Monday, February 2, 2009

The Kissing Disease Is Still Spreading

There is an infection known as mononucleosis, which is also given the name “the kissing disease.” Also known as Epstein-Barr, it is a variation of the herpes virus, and almost all Americans are known to have been infected with it at least once by the time they reach their late 30s. Teenagers and young adults are known to be the most susceptible age group to the condition, with an estimated 35 to 50% of all those who were affected developing severe fatigue, though other symptoms are not uncommon. There are physicians that worry that it has become severely trivialized, despite the fact that new medications and vaccines for it are lacking.

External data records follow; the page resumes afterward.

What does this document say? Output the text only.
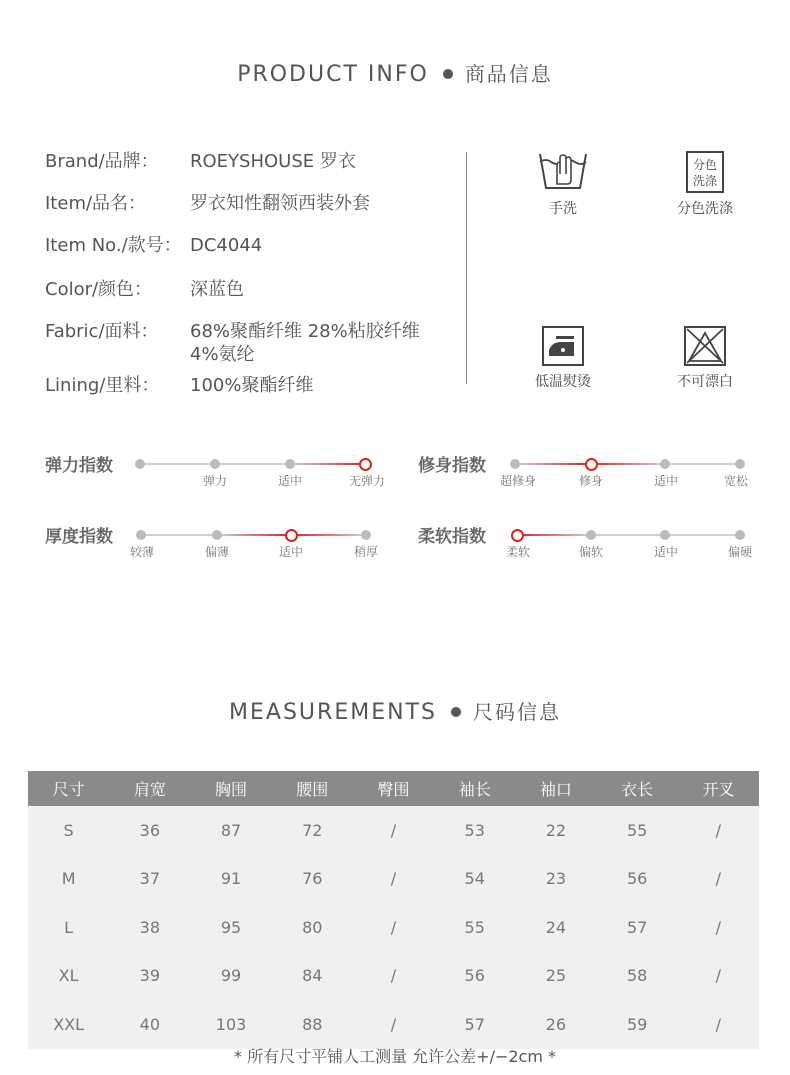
PRODUCT INFO 商品信息
Brand/品牌： ROEYSHOUSE 罗衣
Item/品名： 罗衣知性翻领西装外套
Item No./款号： DC4044
Color/颜色： 深蓝色
Fabric/面料： 68%聚酯纤维 28%粘胶纤维
4%氨纶
Lining/里料： 100%聚酯纤维
手洗
分色
洗涤
分色洗涤
低温熨烫	不可漂白
弹力指数
弹力	适中	无弹力
修身指数
超修身	修身	适中	宽松
厚度指数
较薄	偏薄	适中	稍厚
柔软指数
柔软	偏软	适中	偏硬
MEASUREMENTS 尺码信息
尺寸	肩宽	胸围	腰围	臀围	袖长	袖口	衣长	开叉
S	36	87	72	/	53	22	55	/
M	37	91	76	/	54	23	56	/
L	38	95	80	/	55	24	57	/
XL	39	99	84	/	56	25	58	/
XXL	40	103	88	/	57	26	59	/
* 所有尺寸平铺人工测量 允许公差+/−2cm *
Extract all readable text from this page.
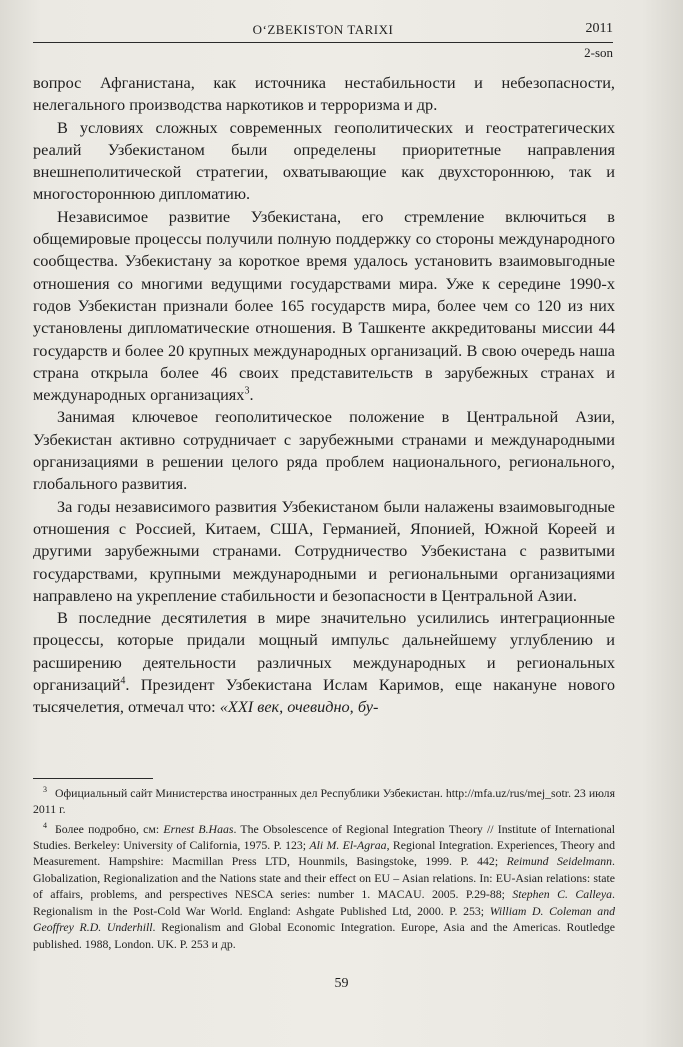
O‘ZBEKISTON TARIXI	2011
2-son

вопрос Афганистана, как источника нестабильности и небезопасности, нелегального производства наркотиков и терроризма и др.

В условиях сложных современных геополитических и геостратегических реалий Узбекистаном были определены приоритетные направления внешнеполитической стратегии, охватывающие как двухстороннюю, так и многостороннюю дипломатию.

Независимое развитие Узбекистана, его стремление включиться в общемировые процессы получили полную поддержку со стороны международного сообщества. Узбекистану за короткое время удалось установить взаимовыгодные отношения со многими ведущими государствами мира. Уже к середине 1990-х годов Узбекистан признали более 165 государств мира, более чем со 120 из них установлены дипломатические отношения. В Ташкенте аккредитованы миссии 44 государств и более 20 крупных международных организаций. В свою очередь наша страна открыла более 46 своих представительств в зарубежных странах и международных организациях$^3$.

Занимая ключевое геополитическое положение в Центральной Азии, Узбекистан активно сотрудничает с зарубежными странами и международными организациями в решении целого ряда проблем национального, регионального, глобального развития.

За годы независимого развития Узбекистаном были налажены взаимовыгодные отношения с Россией, Китаем, США, Германией, Японией, Южной Кореей и другими зарубежными странами. Сотрудничество Узбекистана с развитыми государствами, крупными международными и региональными организациями направлено на укрепление стабильности и безопасности в Центральной Азии.

В последние десятилетия в мире значительно усилились интеграционные процессы, которые придали мощный импульс дальнейшему углублению и расширению деятельности различных международных и региональных организаций$^4$. Президент Узбекистана Ислам Каримов, еще накануне нового тысячелетия, отмечал что: «XXI век, очевидно, бу-

$^3$ Официальный сайт Министерства иностранных дел Республики Узбекистан. http://mfa.uz/rus/mej_sotr. 23 июля 2011 г.

$^4$ Более подробно, см: Ernest B.Haas. The Obsolescence of Regional Integration Theory // Institute of International Studies. Berkeley: University of California, 1975. P. 123; Ali M. El-Agraa, Regional Integration. Experiences, Theory and Measurement. Hampshire: Macmillan Press LTD, Hounmils, Basingstoke, 1999. P. 442; Reimund Seidelmann. Globalization, Regionalization and the Nations state and their effect on EU – Asian relations. In: EU-Asian relations: state of affairs, problems, and perspectives NESCA series: number 1. MACAU. 2005. P.29-88; Stephen C. Calleya. Regionalism in the Post-Cold War World. England: Ashgate Published Ltd, 2000. P. 253; William D. Coleman and Geoffrey R.D. Underhill. Regionalism and Global Economic Integration. Europe, Asia and the Americas. Routledge published. 1988, London. UK. P. 253 и др.

59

The symptoms of the condition are easily identifiable, but can easily disrupt a person's daily life. The disease can turn a previously active, athletic person into someone who sleeps as much as she can, at every available chance. The person in question may feel exhausted, and may feel as if they are never well-rested, despite getting regularly getting enough sleep. Some may just dismiss this as one thing or another, but other symptoms can make the possibility of a condition hard to ignore. One such symptom is when the glands in the neck become swollen, and areas of the abdomen become visibly enlarged, to the point that it is painfully clear something is wrong.

This condition is spread by close physical contact, and it is sometimes seen as a rite of passage for many young adults. The symptoms of the condition can last for months at a time, and there are patients who become infected with this and never display any of the symptoms of it. These include a sore throat, severe fatigue, fever, swelling of various glands, and an enlarged spleen. The disease is considered a common one, which makes experts fear that it may become trivial for the research community. The lack of studies going into treatments and vaccines for it is taken as an indication of the lack of interest.